Microbiologiste des sols, Claude Bourguignon ne souscrit pas. Loin de là : "Ils se trompent de cause. Si la vigne n'arrive pas à s'implanter, c'est que le matériel végétal n'est pas bon. Celui que propose les pépiniéristes est de plus en plus lamentable". Sur ce terroir classé en premier cru, il lui semble impensable que la vigne n'arrive pas à s'acclimater. Selon ses propres observations, cette intervention n'avancera à rien. "Après avoir effectué des milliers de coupes de sols, je n'ai jamais vu les racines des vignes pénétrer un horizon défoncé." Si ce constat devait se vérifier, la conclusion serait bien triste. Triste et irréversible…
Mise à jour le 16 novembre 2011 : Le cahier des charges des appellations d'origine en Bourgogne précise : "Toute modification substantielle de la morphologie, du sous-sol, de la couche arable ou des éléments permettant de garantir l'intégrité et la pérennité des sols d'une parcelle destinée à la production de l'appellation d'origine contrôlée est interdite, à l'exclusion des travaux de défonçage classique".
Communiqué de presse de l'Organisme de Gestion de l'appellation Gevrey-Chambertin (syndicat de producteurs) reçu le 23 novembre :
D’importants travaux de terrassement ont été entrepris au lieu dit Bel Air à Gevrey Chambertin par le domaine de la Vougeraie.
L’ODG de Gevrey-Chambertin conformément à ses statuts, a jugé, que ces travaux étaient de nature à modifier substantiellement la morphologie, du sous-sol, de la couche arable et des éléments permettant de garantir l’intégrité et la pérennité des sols de cette parcelle en appellation d’origine contrôlée.

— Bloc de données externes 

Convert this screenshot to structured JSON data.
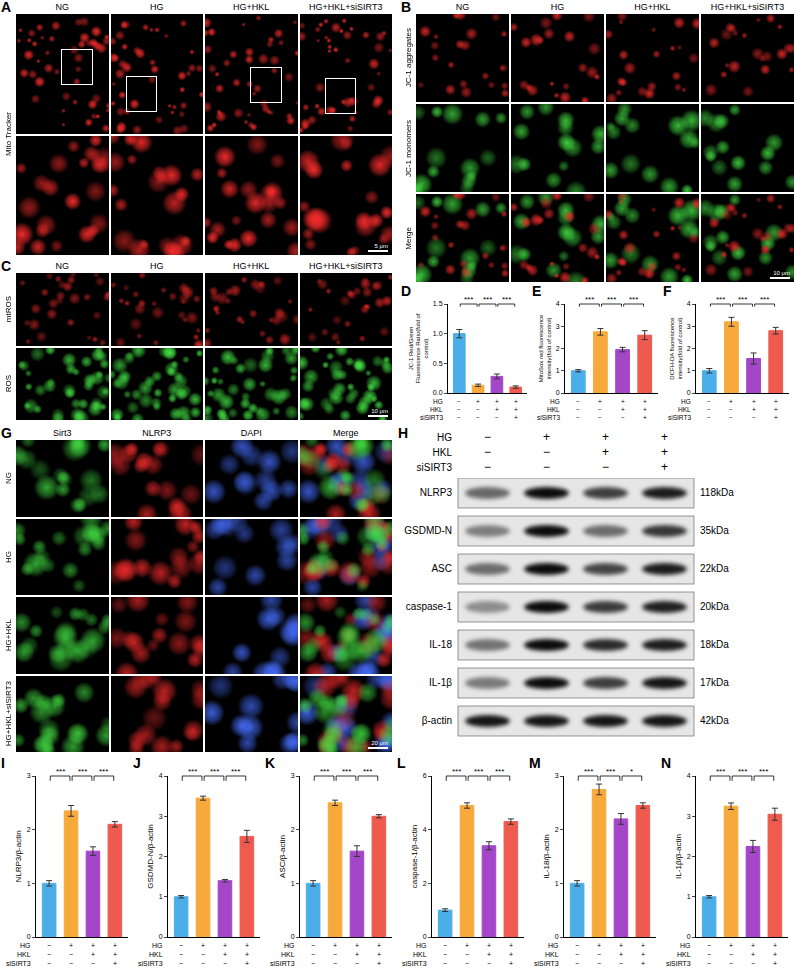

L’ODG interdit formellement le broyage, et a fait stopper ces travaux en urgence le 8 Octobre par courrier recommandé.
L’ODG de Gevrey Chambertin, par la voie son bureau, a exigé à l’unanimité, la remise en état du terrain, sous peine de la perte de l’appellation. C'est-à-dire retrait et évacuation de la partie de roche broyée, remise en place de la terre d’origine sur la roche mère, avant la replantation.
Le domaine de la Vougeraie a donné son accord pour la remise en état du site, et a commencé les travaux de réparation.
Jean Michel Guillon, président de l’ODG Gevrey-Chambertin.
Photo : Florence Kennel, avec son amicale autorisation.
Note : Il arrive de voir des tractopelles dans les vignes à la faveur d'un arrachage pour remonter la terre descendue dans le coteau par les effets de l'érosion (cela s'est constaté récemment dans un grand cru de Vosne-Romanée). Ces travaux ne peuvent être assimilés au cas que nous venons d'exposer. Il s'agit d'une restauration du terroir et non pas d'une modification.